The age distribution, As of 2000, in Häggenschwil is; 212 children or 18.5% of the population are between 0 and 9 years old and 197 teenagers or 17.2% are between 10 and 19. Of the adult population, 110 people or 9.6% of the population are between 20 and 29 years old. 220 people or 19.2% are between 30 and 39, 144 people or 12.6% are between 40 and 49, and 99 people or 8.7% are between 50 and 59. The senior population distribution is 69 people or 6.0% of the population are between 60 and 69 years old, 75 people or 6.6% are between 70 and 79, there are 16 people or 1.4% who are between 80 and 89, and there is 1 person who is between 90 and 99.

In 2000 there were 92 persons (or 8.0% of the population) who were living alone in a private dwelling. There were 158 (or 13.8%) persons who were part of a couple (married or otherwise committed) without children, and 781 (or 68.3%) who were part of a couple with children. There were 66 (or 5.8%) people who lived in single parent home, while there are 4 persons who were adult children living with one or both parents, 6 persons who lived in a household made up of relatives, 11 who lived household made up of unrelated persons, and 25 who are either institutionalized or live in another type of collective housing.

In the 2007 federal election the most popular party was the SVP which received 37.9% of the vote.

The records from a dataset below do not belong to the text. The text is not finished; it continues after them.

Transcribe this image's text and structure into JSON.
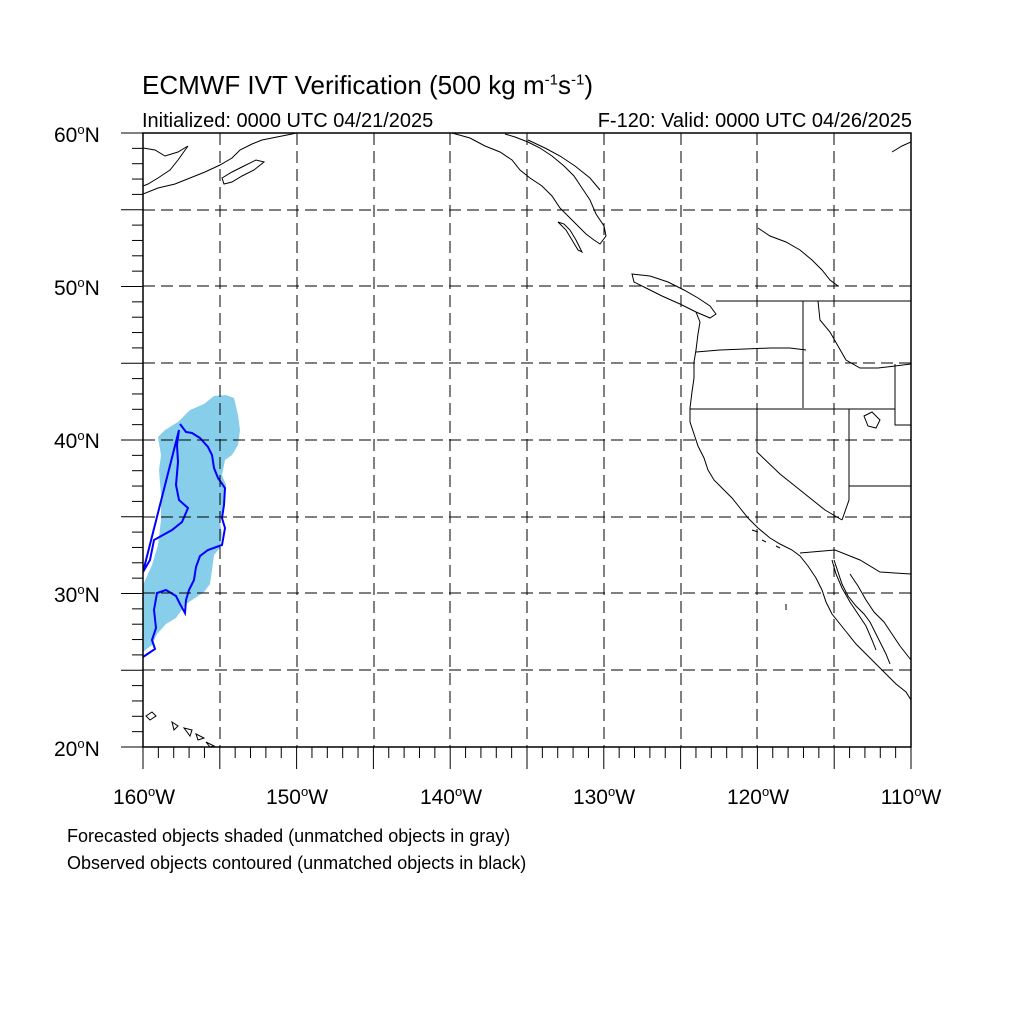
{
  "title": {
    "text": "ECMWF IVT Verification (500 kg m",
    "exp1": "-1",
    "mid": "s",
    "exp2": "-1",
    "end": ")"
  },
  "subtitle_left": "Initialized: 0000 UTC 04/21/2025",
  "subtitle_right": "F-120: Valid: 0000 UTC 04/26/2025",
  "lat_labels": [
    "60",
    "50",
    "40",
    "30",
    "20"
  ],
  "lat_suffix": "N",
  "lon_labels": [
    "160",
    "150",
    "140",
    "130",
    "120",
    "110"
  ],
  "lon_suffix": "W",
  "degree_symbol": "o",
  "captions": [
    "Forecasted objects shaded (unmatched objects in gray)",
    "Observed objects contoured (unmatched objects in black)"
  ],
  "map": {
    "lon_range": [
      -160,
      -110
    ],
    "lat_range": [
      20,
      60
    ],
    "gridlines_deg": 5,
    "forecast_fill_color": "#87CEEB",
    "observed_contour_color": "#0000FF",
    "coastline_color": "#000000"
  }
}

The next three most popular parties were the CVP (34.7%), the FDP (10.5%) and the SP (7.5%).

The entire Swiss population is generally well educated. In Häggenschwil about 76.9% of the population (between age 25-64) have completed either non-mandatory upper secondary education or additional higher education (either university or a Fachhochschule). Out of the total population in Häggenschwil, As of 2000, the highest education level completed by 247 people (21.6% of the population) was Primary, while 379 (33.2%) have completed the Secondary level, 140 (12.2%) have attended a Tertiary school, and 30 (2.6%) are not in school. The remainder did not answer this question.

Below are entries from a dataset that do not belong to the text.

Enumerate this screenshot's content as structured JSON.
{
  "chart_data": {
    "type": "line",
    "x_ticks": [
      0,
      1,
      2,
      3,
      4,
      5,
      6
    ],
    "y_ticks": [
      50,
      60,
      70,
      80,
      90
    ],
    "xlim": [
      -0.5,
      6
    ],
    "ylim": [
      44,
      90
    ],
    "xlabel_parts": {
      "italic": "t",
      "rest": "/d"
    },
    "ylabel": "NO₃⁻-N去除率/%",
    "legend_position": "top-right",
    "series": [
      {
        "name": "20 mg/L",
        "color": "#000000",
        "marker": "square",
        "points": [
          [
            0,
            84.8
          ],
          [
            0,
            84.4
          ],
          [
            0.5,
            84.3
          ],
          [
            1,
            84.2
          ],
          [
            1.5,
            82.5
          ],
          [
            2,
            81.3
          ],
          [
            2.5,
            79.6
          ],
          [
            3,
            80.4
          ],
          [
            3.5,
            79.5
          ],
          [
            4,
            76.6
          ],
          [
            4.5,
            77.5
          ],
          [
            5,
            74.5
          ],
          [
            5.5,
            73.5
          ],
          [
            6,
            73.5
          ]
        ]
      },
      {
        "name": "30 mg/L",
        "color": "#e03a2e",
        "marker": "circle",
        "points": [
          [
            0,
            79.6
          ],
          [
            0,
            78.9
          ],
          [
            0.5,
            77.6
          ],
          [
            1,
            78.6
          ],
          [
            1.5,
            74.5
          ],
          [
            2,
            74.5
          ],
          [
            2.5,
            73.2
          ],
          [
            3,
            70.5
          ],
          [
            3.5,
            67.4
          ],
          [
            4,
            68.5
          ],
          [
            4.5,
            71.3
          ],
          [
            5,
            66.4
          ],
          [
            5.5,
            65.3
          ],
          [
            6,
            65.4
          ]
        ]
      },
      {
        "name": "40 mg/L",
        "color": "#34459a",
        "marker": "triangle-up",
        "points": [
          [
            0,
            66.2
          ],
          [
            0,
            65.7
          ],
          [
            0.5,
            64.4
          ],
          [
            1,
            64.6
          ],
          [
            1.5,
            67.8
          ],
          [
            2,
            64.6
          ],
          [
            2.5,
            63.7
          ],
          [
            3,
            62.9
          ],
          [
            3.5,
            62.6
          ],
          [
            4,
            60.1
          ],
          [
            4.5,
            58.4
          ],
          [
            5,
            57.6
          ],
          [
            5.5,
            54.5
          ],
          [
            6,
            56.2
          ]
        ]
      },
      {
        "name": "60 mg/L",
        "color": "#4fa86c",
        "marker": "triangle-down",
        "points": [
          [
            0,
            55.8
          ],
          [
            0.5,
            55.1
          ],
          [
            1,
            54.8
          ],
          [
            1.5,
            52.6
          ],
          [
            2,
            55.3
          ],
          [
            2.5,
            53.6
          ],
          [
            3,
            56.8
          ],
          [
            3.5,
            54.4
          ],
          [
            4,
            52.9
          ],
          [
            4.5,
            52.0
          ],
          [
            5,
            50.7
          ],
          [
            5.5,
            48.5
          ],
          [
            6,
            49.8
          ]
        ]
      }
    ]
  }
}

The historical population is given in the following table:

| year | population |
|---|---|
| 1808 | 1,049 |
| 1850 | 935 |
| 1900 | 926 |
| 1950 | 908 |
| 1980 | 787 |
| 2000 | 1,143 |

==Economy==
As of In 2007 2007, Häggenschwil had an unemployment rate of 1.34%. As of 2005, there were 144 people employed in the primary economic sector and about 56 businesses involved in this sector. 51 people are employed in the secondary sector and there are 13 businesses in this sector. 98 people are employed in the tertiary sector, with 24 businesses in this sector.

As of October 2009 the average unemployment rate was 1.3%. There were 91 businesses in the municipality of which 12 were involved in the secondary sector of the economy while 27 were involved in the third.

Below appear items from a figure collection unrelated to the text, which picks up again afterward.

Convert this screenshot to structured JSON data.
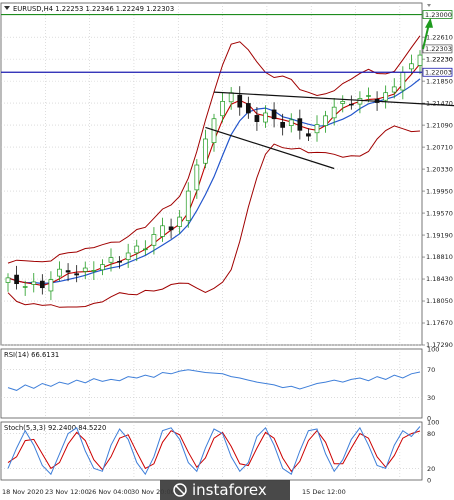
{
  "header": {
    "symbol_line": "EURUSD,H4  1.22253 1.22346 1.22249 1.22303"
  },
  "colors": {
    "background": "#ffffff",
    "grid": "#c8c8c8",
    "candle_up": "#1e9a1e",
    "candle_down": "#111111",
    "bollinger": "#a00000",
    "ma_fast": "#c00000",
    "ma_slow": "#2255cc",
    "level_green": "#1e8c1e",
    "level_blue": "#1c1cb0",
    "arrow": "#1e9a1e",
    "rsi_line": "#3f7fd9",
    "stoch_main": "#3f7fd9",
    "stoch_signal": "#cc0000",
    "logo_bg": "#3a3a3a"
  },
  "chart_data": [
    {
      "type": "candlestick",
      "name": "price",
      "ylim": [
        1.1729,
        1.232
      ],
      "y_ticks": [
        "1.22610",
        "1.22230",
        "1.21850",
        "1.21470",
        "1.21090",
        "1.20710",
        "1.20330",
        "1.19950",
        "1.19570",
        "1.19190",
        "1.18810",
        "1.18430",
        "1.18050",
        "1.17670",
        "1.17290"
      ],
      "y_tick_values": [
        1.2261,
        1.2223,
        1.2185,
        1.2147,
        1.2109,
        1.2071,
        1.2033,
        1.1995,
        1.1957,
        1.1919,
        1.1881,
        1.1843,
        1.1805,
        1.1767,
        1.1729
      ],
      "x_labels": [
        "18 Nov 2020",
        "23 Nov 12:00",
        "26 Nov 04:00",
        "30 Nov 20:00",
        "15 Dec 12:00"
      ],
      "levels": [
        {
          "label": "1.23000",
          "value": 1.23
        },
        {
          "label": "1.22003",
          "value": 1.22003
        }
      ],
      "current_price_label": "1.22303",
      "current_price": 1.22303,
      "current_price_ghost": "1.22230",
      "trendlines": [
        {
          "from": [
            24,
            1.2166
          ],
          "to": [
            60,
            1.2136
          ]
        },
        {
          "from": [
            23,
            1.2105
          ],
          "to": [
            38,
            1.2034
          ]
        }
      ],
      "close": [
        1.1845,
        1.1835,
        1.183,
        1.1838,
        1.1828,
        1.1842,
        1.186,
        1.1855,
        1.185,
        1.1862,
        1.1858,
        1.1868,
        1.188,
        1.1872,
        1.1888,
        1.19,
        1.1895,
        1.192,
        1.1935,
        1.1928,
        1.195,
        1.1995,
        1.204,
        1.2085,
        1.212,
        1.215,
        1.2165,
        1.214,
        1.213,
        1.2115,
        1.213,
        1.212,
        1.2105,
        1.2118,
        1.21,
        1.209,
        1.211,
        1.2125,
        1.214,
        1.215,
        1.2145,
        1.2155,
        1.216,
        1.2148,
        1.2165,
        1.2175,
        1.22,
        1.2215,
        1.223
      ],
      "volatility": 0.0016
    },
    {
      "type": "line",
      "name": "RSI",
      "label": "RSI(14) 66.6131",
      "ylim": [
        0,
        100
      ],
      "y_ticks": [
        "100",
        "70",
        "30",
        "0"
      ],
      "y_tick_values": [
        100,
        70,
        30,
        0
      ],
      "values": [
        44,
        40,
        48,
        43,
        50,
        46,
        52,
        49,
        55,
        51,
        57,
        53,
        56,
        54,
        60,
        58,
        62,
        59,
        66,
        64,
        68,
        70,
        68,
        66,
        65,
        64,
        60,
        58,
        55,
        52,
        50,
        48,
        44,
        46,
        42,
        46,
        50,
        52,
        55,
        52,
        56,
        58,
        54,
        60,
        56,
        62,
        58,
        64,
        66.6
      ]
    },
    {
      "type": "line",
      "name": "Stochastic",
      "label": "Stoch(5,3,3) 92.2400 84.5220",
      "ylim": [
        0,
        100
      ],
      "y_ticks": [
        "100",
        "80",
        "20",
        "0"
      ],
      "y_tick_values": [
        100,
        80,
        20,
        0
      ],
      "series": [
        {
          "name": "92.2400",
          "values": [
            20,
            55,
            85,
            60,
            25,
            10,
            45,
            80,
            90,
            50,
            20,
            15,
            60,
            88,
            70,
            30,
            10,
            40,
            85,
            90,
            70,
            30,
            15,
            55,
            88,
            80,
            40,
            15,
            30,
            75,
            90,
            60,
            20,
            10,
            50,
            85,
            88,
            45,
            15,
            35,
            70,
            90,
            60,
            25,
            20,
            60,
            85,
            75,
            92.2
          ]
        },
        {
          "name": "84.5220",
          "values": [
            30,
            40,
            68,
            70,
            45,
            20,
            30,
            62,
            82,
            68,
            35,
            18,
            40,
            72,
            78,
            48,
            20,
            28,
            65,
            85,
            78,
            48,
            22,
            38,
            72,
            82,
            58,
            28,
            25,
            55,
            82,
            72,
            38,
            15,
            32,
            68,
            85,
            65,
            28,
            28,
            55,
            80,
            72,
            40,
            22,
            42,
            72,
            80,
            84.5
          ]
        }
      ]
    }
  ],
  "logo": {
    "text": "instaforex"
  }
}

As of 2000 there were 209 residents who worked in the municipality, while 334 residents worked outside Häggenschwil and 67 people commuted into the municipality for work.

==Transport==
Häggenschwil sits on the Bodensee–Toggenburg line between Romanshorn and St. Gallen and is served by the St. Gallen S-Bahn at Häggenschwil-Winden railway station.

==Religion==
From the 2000 census, 793 or 69.4% are Roman Catholic, while 203 or 17.8% belonged to the Swiss Reformed Church. Of the rest of the population, there is 1 individual who belongs to the Christian Catholic faith, there are 7 individuals (or about 0.61% of the population) who belong to the Orthodox Church, and there are 22 individuals (or about 1.92% of the population) who belong to another Christian church. There is 1 individual who is Jewish, and 18 (or about 1.57% of the population) who are Islamic. 72 (or about 6.30% of the population) belong to no church, are agnostic or atheist, and 26 individuals (or about 2.27% of the population) did not answer the question.